Солнце, зардевшись, покинуло косцов. Сузив круги, снижаясь и удаляясь в сторону хребта, засиневшего на горизонте, оставляет их и стервятник, чтобы уснуть пораньше, чуть свет подняться и прилететь опять сюда. И бабам тоже хочется иметь крылья: где-то там, куда каждый вечер скрывается солнце, их мужчины, могилы ли мужчин, лишённые горькой заботы. Цветы, запахи, звуки, трава, птицы, звери и деревья – все и всё, чему и кому нет никакого дела до войны, живёт извечной и привычной жизнью. Радуется тихому, непоследнему закату перепёлка: фить-и-рю, фить-и-рю. Фить – это она, а Рю – дружок её, наверное. Кузнечики куют деньги, ещё-то что же, чеканя на них свои профили, а может – бабочек.

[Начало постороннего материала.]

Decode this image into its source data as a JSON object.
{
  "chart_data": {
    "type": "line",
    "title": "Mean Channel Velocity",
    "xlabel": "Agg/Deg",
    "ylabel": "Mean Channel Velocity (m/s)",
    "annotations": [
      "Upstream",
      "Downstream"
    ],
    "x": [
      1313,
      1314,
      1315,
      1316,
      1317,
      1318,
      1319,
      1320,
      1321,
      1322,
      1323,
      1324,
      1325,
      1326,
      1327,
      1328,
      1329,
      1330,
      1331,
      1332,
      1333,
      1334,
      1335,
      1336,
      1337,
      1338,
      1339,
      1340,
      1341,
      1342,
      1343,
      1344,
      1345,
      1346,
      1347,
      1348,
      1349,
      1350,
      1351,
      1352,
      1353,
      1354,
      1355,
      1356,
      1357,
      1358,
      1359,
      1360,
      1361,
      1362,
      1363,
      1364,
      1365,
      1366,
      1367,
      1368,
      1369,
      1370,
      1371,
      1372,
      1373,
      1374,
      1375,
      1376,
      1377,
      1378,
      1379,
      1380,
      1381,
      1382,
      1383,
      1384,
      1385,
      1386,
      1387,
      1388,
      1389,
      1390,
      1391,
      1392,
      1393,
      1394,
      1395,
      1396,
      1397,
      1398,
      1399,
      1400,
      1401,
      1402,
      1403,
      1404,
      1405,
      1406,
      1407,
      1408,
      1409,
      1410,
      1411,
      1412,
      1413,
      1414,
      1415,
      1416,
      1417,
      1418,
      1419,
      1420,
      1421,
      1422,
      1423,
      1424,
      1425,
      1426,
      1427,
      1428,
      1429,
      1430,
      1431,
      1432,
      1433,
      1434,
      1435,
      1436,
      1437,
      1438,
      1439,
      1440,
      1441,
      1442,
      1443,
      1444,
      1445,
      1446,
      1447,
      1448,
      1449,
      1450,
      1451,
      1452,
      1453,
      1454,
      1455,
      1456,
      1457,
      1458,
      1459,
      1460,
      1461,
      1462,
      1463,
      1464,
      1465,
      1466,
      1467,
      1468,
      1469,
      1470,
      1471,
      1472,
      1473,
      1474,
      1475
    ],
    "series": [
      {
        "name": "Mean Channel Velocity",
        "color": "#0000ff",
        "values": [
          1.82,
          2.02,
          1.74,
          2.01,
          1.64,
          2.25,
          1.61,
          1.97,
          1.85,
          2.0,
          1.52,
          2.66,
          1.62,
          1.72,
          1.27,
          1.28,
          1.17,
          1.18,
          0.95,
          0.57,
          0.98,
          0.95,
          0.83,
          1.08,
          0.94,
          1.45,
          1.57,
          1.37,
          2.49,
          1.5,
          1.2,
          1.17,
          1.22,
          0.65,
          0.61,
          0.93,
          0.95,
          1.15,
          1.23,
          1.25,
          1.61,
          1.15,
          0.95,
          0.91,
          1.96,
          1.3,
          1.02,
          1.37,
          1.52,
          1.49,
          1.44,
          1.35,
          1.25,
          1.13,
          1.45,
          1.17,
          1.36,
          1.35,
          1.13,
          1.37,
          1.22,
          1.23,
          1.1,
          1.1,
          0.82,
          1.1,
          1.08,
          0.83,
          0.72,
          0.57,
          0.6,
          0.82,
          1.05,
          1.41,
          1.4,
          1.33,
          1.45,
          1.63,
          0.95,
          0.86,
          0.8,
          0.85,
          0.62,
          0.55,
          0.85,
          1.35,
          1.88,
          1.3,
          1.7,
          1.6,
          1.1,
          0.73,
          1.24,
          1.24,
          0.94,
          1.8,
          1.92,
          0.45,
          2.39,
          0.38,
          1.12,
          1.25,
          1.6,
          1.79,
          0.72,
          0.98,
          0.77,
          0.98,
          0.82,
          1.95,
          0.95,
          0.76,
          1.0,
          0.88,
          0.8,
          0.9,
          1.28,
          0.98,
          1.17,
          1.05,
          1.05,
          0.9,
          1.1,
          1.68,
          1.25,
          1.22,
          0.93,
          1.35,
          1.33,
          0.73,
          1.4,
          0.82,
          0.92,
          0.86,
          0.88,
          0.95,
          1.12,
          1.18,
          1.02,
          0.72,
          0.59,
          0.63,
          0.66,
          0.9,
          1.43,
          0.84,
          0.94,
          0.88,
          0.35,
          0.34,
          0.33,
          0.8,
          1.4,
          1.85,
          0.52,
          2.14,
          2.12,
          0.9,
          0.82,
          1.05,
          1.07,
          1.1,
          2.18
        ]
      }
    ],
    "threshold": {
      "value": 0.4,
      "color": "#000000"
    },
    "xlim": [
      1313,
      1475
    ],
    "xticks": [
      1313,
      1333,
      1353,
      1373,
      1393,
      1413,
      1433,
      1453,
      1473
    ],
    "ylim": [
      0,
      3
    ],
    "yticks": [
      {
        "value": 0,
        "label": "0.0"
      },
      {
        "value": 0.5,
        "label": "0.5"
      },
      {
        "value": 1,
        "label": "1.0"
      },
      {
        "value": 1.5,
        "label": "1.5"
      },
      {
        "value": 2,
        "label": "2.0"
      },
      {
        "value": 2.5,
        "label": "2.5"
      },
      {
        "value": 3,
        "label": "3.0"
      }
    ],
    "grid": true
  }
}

Одинокий печальник перелетает с места на место и твердит уныло: кто не со мной, тот против, мол, меня. Плещется в реке рыба: охотится за мошкой. Широко, долго расходятся по воде круги.

Зябко отдавшим работе все силы бабьим телам. Оболоклись бабы в мужские пиджаки и куртки, повесили на плечи косы – на заимку направляются. Сыреют от росы чирки, скользят по траве подошвами. Со склона не видать избушки: съел её туман, распадок затопивший. Только дым от костра прорвал рыхлое тесто тумана, потянулся в свободное, темнеющее небо.

С шумом пронеслась утка: гонится за нею ночь.

Поужинали чем Бог послал. О картошке да о хлебушке мечтая, повалились спать.

Душно. Потный запах.

Не спится Панночке: на белый платок в сумерках избушки недобро смотрит – ненавидит Панночка тут же уснувшую Ольгу, ненавидит в ней она непроснувшуюся ещё женщину. Выходит Панночка в ночь, чтобы успокоиться её прохладой.

Не спит старая Матрёна. На коленях стоит за избушкой – когда-то их родового поместья. До земли её поклоны своему Собеседнику. Говорит Господу:

– За Митрея Сильоныча Нестерова прошу Тебя, Осподи, не откажи в просьбе, Батюшка, жене его и рабе Твоей Матрёне, ослободи память его от года того страшного. За Лександру Марковича, отца своего, прошу Тебя, Батюшка, ослободи его память от года того горького. За детей своих, Батюшка, за Митеньку, Коленьку, Васеньку, Сергоньку, Стёпушку, за Галину, Марью, Валентину, Надёжу, Лидию, Батюшка, прошу-упрашиваю, лиши их памяти от году того скверного. За себя прошу, Батюшка, накажи меня грешную за то, что двойняшек своих, Ваню и Глашу, некрещёнными заморозила, дак и то – родить пришлось в обозе. Накажи меня, Осподи, памятью неослабной. Кротостью, трудом, старанием и молитвами воздам, слезами не могу – исчерпались. А как предстану, Осподи, обратиться дозволь к Тебе: Ты уж нам всем собраться вместе разреши там. За тех, за всех тех и за этих, Осподи, молю-умоляю, а то ну сколько так-то…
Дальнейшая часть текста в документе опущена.